The key to getting great help from Claude Code is a file called CLAUDE.md. It's a simple text file in your project folder that tells Claude what your project does and how it's set up — like a briefing note for your AI assistant.

🪄 Let Claude write its own CLAUDE.md Once Claude Code is running in your project folder, just ask it:
You type this:

Please look at all the files in this project and create a CLAUDE.md file that describes what the project does, what tech stack it uses, and how to run it locally.

Claude will read your files and write the briefing note itself.

Or create it yourself — here's a simple template to fill in:

# Save this as CLAUDE.md in your project folder

## What this project is
[Describe your app in 2-3 sentences]

## Tech stack
- Framework: Next.js / React / Vite (pick one)
- Database: Supabase / Neon / none
- Styling: Tailwind CSS
- Auth: Supabase Auth / NextAuth / none

## How to run it locally
npm install
npm run dev
Then open http://localhost:3000

## Important notes
- [Any quirks Claude should know about]
⚠️
Never put secrets in CLAUDE.md

The CLAUDE.md file is safe to upload to GitHub — so never put passwords, API keys, or anything private in it. Just describe your project structure and preferences.

E

Using Claude Code day-to-day

Plain English examples — just type these into the terminal

Once Claude Code is running in your project folder, just type what you need. Here are real examples:

🐛 Fixing a bug

I'm getting this error when I click the login button: "Cannot read properties of undefined (reading 'user')". Can you find where this is coming from and fix it?

✨ Adding a feature

Add a "forgot password" link to the login page that sends a reset email using Supabase.

🎨 Changing the design

The homepage hero section feels cluttered. Make it cleaner — bigger text, less padding on mobile, and change the button colour to match the logo.

🔍 Understanding generated code

I didn't write this code — it was generated by Lovable. Can you explain what the /api/webhooks/stripe.ts file does, step by step?

📦 Deploying

I've made some changes. Can you write a good commit message, commit everything, and push it to GitHub so Vercel deploys it?

💡
Tips for best results

Be specific about what you want and what's going wrong. Paste full error messages. Say which file or page you're talking about.

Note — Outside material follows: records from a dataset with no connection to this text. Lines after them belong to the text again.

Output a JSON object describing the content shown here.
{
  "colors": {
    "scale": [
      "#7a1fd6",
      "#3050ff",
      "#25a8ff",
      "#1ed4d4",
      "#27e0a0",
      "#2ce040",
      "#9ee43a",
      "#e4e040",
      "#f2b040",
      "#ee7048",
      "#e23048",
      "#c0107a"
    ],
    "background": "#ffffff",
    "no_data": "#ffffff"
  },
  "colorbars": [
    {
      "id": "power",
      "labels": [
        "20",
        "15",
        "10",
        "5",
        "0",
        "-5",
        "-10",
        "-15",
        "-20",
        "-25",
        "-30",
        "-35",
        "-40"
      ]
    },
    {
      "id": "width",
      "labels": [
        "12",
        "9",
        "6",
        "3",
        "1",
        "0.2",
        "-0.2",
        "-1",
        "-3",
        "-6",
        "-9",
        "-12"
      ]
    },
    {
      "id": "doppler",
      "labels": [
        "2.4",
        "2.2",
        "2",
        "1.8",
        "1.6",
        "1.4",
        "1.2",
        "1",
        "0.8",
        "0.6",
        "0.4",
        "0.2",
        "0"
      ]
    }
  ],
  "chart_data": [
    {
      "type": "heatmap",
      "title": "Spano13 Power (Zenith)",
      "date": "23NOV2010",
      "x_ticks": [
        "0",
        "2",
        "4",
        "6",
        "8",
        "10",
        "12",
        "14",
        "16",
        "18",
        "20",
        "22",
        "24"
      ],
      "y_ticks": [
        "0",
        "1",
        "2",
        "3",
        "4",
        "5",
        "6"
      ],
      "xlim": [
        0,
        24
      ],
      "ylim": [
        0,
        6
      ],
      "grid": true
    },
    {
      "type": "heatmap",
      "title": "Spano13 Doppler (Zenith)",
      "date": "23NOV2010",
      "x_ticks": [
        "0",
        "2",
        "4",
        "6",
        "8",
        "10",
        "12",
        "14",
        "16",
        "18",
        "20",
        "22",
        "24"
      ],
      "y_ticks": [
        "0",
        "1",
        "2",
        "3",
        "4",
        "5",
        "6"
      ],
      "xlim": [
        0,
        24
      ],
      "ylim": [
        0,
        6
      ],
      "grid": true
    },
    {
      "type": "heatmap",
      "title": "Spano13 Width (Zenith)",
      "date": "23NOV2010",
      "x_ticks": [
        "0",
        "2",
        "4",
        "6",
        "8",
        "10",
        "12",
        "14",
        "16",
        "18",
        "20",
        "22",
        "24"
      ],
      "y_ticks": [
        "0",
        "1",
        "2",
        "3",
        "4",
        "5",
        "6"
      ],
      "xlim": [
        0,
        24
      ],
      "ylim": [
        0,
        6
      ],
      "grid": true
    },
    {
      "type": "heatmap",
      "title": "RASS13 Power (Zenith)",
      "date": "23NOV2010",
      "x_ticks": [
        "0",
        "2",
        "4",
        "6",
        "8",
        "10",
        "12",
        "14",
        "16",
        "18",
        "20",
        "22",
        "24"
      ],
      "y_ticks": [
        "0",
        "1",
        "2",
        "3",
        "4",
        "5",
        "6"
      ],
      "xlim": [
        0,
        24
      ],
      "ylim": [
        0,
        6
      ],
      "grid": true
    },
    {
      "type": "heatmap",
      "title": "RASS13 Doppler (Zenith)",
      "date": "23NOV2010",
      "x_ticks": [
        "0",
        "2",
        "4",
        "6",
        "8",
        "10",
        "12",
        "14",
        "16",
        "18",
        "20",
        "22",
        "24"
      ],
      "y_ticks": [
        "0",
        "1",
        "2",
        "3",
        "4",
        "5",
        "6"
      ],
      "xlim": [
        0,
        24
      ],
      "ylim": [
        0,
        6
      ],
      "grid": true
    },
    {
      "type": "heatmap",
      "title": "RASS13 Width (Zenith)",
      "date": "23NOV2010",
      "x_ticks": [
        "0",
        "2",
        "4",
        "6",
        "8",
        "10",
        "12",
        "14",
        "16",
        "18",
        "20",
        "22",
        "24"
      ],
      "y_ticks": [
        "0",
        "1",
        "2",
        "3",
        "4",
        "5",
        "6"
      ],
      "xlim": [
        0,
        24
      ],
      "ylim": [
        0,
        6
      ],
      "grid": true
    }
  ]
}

You can always say "show me what you're planning to change before doing it" to review before Claude makes any edits.

🖥️
Prefer not to use the terminal?

Claude Code also has a Desktop App for Windows and Mac — download it from claude.ai/download. There's also a VS Code extension — search "Claude Code" in the Extensions panel to use it right inside your code editor.

F

Handy commands to know

Quick reference — bookmark this
# Start Claude Code in your project folder
claude

# Ask a quick one-off question
claude -p "What does the auth.ts file do?"

# If something seems wrong, run a health check
claude doctor

# Update to the latest version
Mac:   claude update
Win:   winget upgrade Anthropic.ClaudeCode

# Inside a Claude Code session:
/help     — see all available commands
/bug      — report a problem with Claude Code itself
/exit     — close the session

Final Migration Checklist

Tick everything off before calling it done.

🎉
You did it!

Your project is now running on infrastructure you control. No more platform-specific lock-in, no more surprise pricing changes. From here, your code deploys automatically every time you push to GitHub.